This is something I wrote during the summer, about a relationship I knew was doomed but still wasn't ready to abandon--I was so not ready to abandon it that I couldn't even acknowledge the real subject matter in the piece. I read it now and its intensity strikes me as strange, but then again, although there are situtions in my life I wouldn't describe as optimal, right now there's nothing I feel I should quit. Anyway, I came upon this piece and thought it might be better to post it when I don't feel all overwrought than when I do.
How many times do I have to say "I give up" before I believe it and mean it?
Why do I say "I give up" before I believe it and mean it?
One of my lessons in this incarnation must certainly be how to give up. I SUCK at it. We had all these lessons and lectures at church on "Enduring to the End," but what I really needed was some training in the fine art of judicious giving up, knowing when to quit, cutting my losses, calling it a day.

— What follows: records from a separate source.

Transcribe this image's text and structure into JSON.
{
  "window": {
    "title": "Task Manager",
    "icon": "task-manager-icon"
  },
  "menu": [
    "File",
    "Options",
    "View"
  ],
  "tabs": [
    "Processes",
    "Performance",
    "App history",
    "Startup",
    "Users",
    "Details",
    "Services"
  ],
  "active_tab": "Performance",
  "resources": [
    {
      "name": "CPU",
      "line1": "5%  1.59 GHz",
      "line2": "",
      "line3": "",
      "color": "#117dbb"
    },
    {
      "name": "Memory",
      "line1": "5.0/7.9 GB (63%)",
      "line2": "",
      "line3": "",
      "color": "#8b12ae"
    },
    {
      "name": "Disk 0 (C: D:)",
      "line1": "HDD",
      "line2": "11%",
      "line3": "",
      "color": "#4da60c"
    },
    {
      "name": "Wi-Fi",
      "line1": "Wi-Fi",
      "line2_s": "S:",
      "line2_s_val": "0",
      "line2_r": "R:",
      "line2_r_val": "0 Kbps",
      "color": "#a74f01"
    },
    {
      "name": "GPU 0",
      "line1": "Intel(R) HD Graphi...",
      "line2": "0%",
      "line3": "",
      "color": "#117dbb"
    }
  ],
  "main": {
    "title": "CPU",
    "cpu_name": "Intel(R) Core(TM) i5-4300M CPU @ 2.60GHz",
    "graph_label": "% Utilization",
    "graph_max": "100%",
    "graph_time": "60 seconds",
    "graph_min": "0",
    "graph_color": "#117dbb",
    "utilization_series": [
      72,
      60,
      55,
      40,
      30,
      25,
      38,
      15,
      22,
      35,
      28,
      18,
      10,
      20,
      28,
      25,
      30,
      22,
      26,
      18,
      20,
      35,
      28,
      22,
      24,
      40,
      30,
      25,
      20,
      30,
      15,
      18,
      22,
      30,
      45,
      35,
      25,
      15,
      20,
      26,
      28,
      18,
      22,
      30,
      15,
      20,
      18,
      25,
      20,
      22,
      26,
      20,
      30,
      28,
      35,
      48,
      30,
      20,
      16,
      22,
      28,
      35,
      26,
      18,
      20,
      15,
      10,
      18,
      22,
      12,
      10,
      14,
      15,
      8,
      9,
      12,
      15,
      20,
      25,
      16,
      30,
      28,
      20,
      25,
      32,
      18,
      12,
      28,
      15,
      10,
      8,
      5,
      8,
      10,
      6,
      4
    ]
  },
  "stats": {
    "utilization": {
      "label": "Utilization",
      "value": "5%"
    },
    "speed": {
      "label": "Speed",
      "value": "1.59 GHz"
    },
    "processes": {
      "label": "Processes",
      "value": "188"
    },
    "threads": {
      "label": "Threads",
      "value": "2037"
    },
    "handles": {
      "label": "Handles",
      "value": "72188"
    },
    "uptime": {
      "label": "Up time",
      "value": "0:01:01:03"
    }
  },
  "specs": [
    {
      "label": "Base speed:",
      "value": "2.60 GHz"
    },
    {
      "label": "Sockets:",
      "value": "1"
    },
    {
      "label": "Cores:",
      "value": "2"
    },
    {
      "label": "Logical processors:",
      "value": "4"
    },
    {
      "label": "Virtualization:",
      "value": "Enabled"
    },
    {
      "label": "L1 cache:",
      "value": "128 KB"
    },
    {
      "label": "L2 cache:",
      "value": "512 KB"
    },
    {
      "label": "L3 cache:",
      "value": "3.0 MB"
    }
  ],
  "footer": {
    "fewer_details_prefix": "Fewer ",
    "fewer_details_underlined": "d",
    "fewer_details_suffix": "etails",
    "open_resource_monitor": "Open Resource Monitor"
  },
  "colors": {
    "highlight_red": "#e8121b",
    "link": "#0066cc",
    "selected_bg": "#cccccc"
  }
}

I knew within ten minutes of saying good-bye to my parents at the Missionary Training Center that I had made the biggest mistake of my life by going on a mission. But did I call my parents at that point and say, "Uh, yeah, Mom and Dad, I was wondering if I could catch a ride back to Arizona with you?" NO! I not only endured all freakin' nine weeks of the MTC, that "saccharin-coated hell-hole," as I had the good sense to call it at the time; I stayed on a mission for 18 and a half goddamn months, becoming more and more miserable, more and more ill, more and more damaged--but hey, I endured to the end of my mission and got a freakin' honorable release. It took me another three years to admit that I could not remain a Mormon, three years of struggle and failure and despair.
So why didn't I give up?
Because I didn't want to seem like a quitter.